Exposure is established at a specified ISO. For example, f/8 @ 1/125 is not relevant without also specifying an ISO. Since ISOs, f-stops and shutter speeds combine to determine the amount of light that will reach the sensor, these settings are often referred to as the Exposure Triangle. Since all three are related to exposure, changes to one of these settings will impact one of the other two.
For example,
At 100 ISO: f/8 @ 1/125
If we change the ISO to 200, we are increasing the exposure on the sensor by one stop as the sensor is now twice as sensitive. To compensate for this change in ISO, we can either move the f-stop or the shutter speed to keep the exposure equivalent.
100 ISO: f/8 @ 1/125 ≡ 200 ISO: f/11 @ 1/125
or
100 ISO: f/8 @ 1/125 ≡ 200 ISO: f/8 @ 1/250
There may be occasions when you will want to increase the ISO to use faster shutter speeds.

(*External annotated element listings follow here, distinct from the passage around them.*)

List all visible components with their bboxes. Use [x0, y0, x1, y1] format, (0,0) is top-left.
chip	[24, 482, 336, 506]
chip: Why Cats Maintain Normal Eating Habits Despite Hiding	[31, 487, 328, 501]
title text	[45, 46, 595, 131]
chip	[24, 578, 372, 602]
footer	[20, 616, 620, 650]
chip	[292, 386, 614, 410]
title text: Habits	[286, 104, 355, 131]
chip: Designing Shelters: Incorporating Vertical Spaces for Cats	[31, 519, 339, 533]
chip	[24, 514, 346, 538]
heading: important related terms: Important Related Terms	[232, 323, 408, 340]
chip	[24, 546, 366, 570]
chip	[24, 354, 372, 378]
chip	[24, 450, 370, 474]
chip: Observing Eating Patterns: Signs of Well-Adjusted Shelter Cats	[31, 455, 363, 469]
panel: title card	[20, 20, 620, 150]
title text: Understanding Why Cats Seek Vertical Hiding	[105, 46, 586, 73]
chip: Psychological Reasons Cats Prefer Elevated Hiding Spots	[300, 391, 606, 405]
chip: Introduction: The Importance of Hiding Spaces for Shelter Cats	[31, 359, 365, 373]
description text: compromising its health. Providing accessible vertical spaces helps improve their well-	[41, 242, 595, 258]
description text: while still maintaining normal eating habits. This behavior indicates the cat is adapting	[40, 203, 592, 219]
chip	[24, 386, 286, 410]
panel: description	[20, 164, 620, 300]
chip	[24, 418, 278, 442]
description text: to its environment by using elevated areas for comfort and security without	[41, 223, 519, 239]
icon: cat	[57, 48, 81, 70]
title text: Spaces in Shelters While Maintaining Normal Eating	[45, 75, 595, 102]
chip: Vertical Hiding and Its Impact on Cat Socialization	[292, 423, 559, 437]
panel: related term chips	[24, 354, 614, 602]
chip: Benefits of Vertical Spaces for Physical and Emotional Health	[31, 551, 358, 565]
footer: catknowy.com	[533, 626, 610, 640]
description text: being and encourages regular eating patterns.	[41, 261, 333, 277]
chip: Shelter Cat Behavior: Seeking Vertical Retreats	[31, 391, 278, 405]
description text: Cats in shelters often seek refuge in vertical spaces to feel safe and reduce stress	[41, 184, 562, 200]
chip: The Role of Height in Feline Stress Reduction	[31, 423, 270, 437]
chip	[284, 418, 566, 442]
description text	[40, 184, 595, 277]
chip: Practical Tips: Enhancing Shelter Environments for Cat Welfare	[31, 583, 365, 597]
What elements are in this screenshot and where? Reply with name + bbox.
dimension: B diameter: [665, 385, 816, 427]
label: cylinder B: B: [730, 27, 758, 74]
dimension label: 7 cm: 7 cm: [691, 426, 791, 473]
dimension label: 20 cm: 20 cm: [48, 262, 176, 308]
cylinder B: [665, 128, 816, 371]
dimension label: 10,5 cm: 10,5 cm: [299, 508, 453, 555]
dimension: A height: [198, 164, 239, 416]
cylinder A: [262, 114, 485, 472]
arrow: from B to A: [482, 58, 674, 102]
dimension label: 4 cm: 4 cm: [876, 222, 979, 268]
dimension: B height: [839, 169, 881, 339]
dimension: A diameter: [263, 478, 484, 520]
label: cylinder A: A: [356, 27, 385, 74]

For example, you are photographing a sporting event late in the day with an f/2.8 lens. The meter reading indicates an exposure of f/2.8 @ 1/125 at 100 ISO. You would prefer to use 1/500 to capture the movement of the players in action.
The difference between f/2.8 @ 1/125 and f/2.8 at 1/500 is two stops. (1/125, 1/250, 1/500)
Changing the ISO from 100 to 400 increased the exposure by two stops. (100, 200, 400)
So, f/2.8 @ 1/125 at 100 ISO ≡ f/2.8 @ 1/500 at 400 ISO.
On occasion, you may need to increase the ISO to use available f-stops.
For example, you are photographing a family late in the day with a 100mm, f/4 lens. You know that you must use a shutter speed of 1/125 because you are hand-holding the lens. The meter reading indicates an exposure of f/2 @ 1/125 at 100 ISO. You need f/4.
The difference between f/2 @ 1/125 and f/4 at 1/125 is two stops. (f/2, f/2.8, f/4)
Changing the ISO from 100 to 400 increased the exposure by two stops. (100, 200, 400)
So, f/2 @ 1/125 at 100 ISO ≡ f/4 @ 1/125 at 400 ISO.